Combustion and Flame, Vol.162, No.4, 1375-1394, 2015
A methodology for the integration of stiff chemical kinetics on GPUs
Numerical schemes for reacting flows typically invoke the method of fractional steps in order to isolate the chemical kinetics model from diffusion/convection phenomena. Here, the reaction fractional step requires the solution of a collection of independent ODE systems which may be severely stiff. Recently, researchers have begun to explore the highly parallel structure of graphics processing units (GPUs) in order to accelerate integration schemes for these ODE systems. However, much of the existing work concentrates on explicit integration algorithms which may fall short in the presence of stiffness. In this light, we have carefully reimplemented in OpenCL C the Fortran 77 program of the 3-stage/5th order implicit Runge-Kutta method Radau5 by Hairer and Wanner (1991) and tested it extensively in the context of a transient equilibrium scheme for the flamelet model.
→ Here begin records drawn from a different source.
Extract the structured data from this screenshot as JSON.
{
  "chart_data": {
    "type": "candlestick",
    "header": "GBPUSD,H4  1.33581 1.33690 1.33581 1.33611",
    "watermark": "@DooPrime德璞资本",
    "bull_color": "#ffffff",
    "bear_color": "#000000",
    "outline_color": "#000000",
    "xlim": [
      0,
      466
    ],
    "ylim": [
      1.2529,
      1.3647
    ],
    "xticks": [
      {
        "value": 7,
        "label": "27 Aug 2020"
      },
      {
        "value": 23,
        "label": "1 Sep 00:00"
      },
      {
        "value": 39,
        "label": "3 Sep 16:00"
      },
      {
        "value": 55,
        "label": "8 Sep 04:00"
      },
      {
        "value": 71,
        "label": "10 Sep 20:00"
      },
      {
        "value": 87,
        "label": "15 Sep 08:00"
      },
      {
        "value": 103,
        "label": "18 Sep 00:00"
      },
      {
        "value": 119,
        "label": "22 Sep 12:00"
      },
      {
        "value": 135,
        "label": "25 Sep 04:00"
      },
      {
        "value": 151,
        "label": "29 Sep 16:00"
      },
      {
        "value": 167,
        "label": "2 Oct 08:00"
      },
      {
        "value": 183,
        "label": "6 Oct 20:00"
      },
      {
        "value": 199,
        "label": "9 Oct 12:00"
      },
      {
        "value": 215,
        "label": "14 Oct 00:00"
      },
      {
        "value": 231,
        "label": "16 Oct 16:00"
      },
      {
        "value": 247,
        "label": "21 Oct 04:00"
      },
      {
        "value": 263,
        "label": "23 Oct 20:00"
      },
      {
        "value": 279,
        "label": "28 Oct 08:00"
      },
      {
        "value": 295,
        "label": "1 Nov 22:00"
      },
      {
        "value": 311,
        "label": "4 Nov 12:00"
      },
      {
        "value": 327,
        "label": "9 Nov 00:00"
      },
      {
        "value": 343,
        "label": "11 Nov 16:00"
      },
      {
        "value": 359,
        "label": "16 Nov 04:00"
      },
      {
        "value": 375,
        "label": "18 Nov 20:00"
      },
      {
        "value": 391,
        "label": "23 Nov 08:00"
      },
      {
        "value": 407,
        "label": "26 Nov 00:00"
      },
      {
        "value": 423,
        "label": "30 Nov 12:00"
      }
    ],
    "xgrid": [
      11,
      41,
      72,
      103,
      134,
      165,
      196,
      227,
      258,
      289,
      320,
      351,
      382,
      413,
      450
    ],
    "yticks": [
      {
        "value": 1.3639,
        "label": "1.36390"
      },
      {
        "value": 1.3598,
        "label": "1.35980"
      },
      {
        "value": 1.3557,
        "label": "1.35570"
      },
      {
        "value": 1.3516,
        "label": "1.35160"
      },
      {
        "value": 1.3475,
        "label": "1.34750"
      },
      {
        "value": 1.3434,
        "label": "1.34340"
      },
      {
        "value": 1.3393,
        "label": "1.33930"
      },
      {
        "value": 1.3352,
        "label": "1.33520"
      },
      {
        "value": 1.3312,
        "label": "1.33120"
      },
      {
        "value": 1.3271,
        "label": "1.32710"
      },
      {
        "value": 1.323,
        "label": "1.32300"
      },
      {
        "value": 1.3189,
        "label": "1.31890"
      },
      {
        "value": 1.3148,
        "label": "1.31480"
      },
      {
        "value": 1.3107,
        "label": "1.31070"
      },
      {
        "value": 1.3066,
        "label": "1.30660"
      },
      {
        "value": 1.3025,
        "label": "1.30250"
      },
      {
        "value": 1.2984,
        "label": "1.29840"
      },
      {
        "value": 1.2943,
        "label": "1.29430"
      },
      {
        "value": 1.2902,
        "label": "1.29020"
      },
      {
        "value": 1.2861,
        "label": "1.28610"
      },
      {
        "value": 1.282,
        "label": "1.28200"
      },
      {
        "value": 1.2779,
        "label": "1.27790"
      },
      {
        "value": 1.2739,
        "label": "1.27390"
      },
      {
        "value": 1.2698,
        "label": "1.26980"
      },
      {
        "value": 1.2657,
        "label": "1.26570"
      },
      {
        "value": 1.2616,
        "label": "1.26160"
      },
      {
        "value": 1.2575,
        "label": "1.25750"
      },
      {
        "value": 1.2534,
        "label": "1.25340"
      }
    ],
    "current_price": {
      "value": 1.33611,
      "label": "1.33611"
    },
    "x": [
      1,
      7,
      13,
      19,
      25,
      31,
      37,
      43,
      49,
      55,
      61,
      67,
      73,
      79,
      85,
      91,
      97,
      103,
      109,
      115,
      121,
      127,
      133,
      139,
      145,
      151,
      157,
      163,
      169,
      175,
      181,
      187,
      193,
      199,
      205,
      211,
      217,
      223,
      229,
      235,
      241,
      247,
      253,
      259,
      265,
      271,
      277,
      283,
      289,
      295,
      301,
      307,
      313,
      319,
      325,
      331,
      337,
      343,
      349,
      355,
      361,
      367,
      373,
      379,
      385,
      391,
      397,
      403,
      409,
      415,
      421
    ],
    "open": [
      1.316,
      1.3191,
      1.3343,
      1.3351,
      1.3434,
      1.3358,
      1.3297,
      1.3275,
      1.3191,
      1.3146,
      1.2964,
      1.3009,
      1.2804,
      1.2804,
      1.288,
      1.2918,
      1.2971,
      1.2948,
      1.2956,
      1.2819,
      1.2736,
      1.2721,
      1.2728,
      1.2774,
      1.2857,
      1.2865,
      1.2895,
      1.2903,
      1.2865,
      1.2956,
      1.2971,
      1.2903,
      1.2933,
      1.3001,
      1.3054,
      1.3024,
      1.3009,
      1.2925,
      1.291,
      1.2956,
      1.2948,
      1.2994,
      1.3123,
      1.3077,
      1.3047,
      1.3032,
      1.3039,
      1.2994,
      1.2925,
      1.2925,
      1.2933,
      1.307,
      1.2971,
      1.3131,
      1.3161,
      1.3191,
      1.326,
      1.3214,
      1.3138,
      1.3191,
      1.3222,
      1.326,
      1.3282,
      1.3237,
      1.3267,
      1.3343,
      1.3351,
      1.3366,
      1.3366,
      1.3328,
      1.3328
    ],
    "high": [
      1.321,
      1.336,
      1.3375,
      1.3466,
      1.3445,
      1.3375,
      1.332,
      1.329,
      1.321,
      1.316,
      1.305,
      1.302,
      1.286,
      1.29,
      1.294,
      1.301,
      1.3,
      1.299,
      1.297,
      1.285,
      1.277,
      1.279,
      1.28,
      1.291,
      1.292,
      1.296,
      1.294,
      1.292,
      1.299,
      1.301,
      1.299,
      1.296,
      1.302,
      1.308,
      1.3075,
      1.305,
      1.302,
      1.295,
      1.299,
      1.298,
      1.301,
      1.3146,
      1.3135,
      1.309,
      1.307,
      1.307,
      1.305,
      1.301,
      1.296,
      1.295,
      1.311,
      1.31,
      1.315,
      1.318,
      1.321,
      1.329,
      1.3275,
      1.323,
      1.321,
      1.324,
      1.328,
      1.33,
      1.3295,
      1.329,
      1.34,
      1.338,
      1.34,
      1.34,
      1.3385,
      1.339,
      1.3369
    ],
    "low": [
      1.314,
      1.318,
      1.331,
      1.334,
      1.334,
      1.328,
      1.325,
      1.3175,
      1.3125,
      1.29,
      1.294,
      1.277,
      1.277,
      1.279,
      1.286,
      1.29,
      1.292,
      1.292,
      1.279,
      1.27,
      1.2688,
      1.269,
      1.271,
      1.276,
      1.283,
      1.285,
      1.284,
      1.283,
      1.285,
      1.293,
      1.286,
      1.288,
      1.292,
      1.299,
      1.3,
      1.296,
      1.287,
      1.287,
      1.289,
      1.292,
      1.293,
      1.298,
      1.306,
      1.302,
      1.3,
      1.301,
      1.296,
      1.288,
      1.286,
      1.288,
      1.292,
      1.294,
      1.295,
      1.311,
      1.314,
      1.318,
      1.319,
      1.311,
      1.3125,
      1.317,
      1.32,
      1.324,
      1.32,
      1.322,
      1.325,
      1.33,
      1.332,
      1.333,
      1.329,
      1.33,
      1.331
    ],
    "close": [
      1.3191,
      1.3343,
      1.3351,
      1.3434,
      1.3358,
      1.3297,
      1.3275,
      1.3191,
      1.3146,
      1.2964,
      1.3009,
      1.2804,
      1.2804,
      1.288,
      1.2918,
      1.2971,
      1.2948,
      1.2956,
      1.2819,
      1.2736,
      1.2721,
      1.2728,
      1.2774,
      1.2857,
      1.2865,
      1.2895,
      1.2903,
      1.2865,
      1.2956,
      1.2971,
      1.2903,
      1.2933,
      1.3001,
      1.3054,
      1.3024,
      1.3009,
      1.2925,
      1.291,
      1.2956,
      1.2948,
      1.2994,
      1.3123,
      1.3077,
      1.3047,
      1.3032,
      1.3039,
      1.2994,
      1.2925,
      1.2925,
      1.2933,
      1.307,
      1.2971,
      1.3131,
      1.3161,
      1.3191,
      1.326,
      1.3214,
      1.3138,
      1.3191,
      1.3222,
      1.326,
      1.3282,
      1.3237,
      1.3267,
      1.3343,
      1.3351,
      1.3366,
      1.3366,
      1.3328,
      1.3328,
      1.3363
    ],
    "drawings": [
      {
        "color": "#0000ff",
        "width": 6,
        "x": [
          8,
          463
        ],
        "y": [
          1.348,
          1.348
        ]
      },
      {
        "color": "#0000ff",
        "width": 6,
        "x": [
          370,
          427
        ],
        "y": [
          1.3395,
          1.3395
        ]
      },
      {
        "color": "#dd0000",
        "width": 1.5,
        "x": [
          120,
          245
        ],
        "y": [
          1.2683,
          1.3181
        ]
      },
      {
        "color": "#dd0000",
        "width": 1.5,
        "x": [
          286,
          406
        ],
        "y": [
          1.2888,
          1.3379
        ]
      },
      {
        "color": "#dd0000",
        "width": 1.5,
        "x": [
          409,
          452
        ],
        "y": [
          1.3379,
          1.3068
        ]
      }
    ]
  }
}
Our implementation can easily be integrated with any existing reactive flow software in order to solve the reaction fractional step on an OpenCL-enabled GPU. Moreover, it is suited for any Chemkin-format reaction mechanism with less than or similar to 200 species without incurring a loss in occupancy and it reaches its limit speedup (which is largely independent of the mechanism size) at a small problem size (approximate to 500 ODE systems). In view of memory constraints, we include an optimized scheme for splitting the ODE systems across several kernel invocations and overlapping the kernel execution with data transfers. An in-depth evaluation is based upon runtime measurements of the CPU and the CPU implementation on a user level and a high-end CPU/GPU for an increasing number of ODE systems, reduced and detailed reaction mechanisms and a range of time step sizes. (C) 2014 The Combustion Institute. Published by Elsevier Inc. All rights reserved.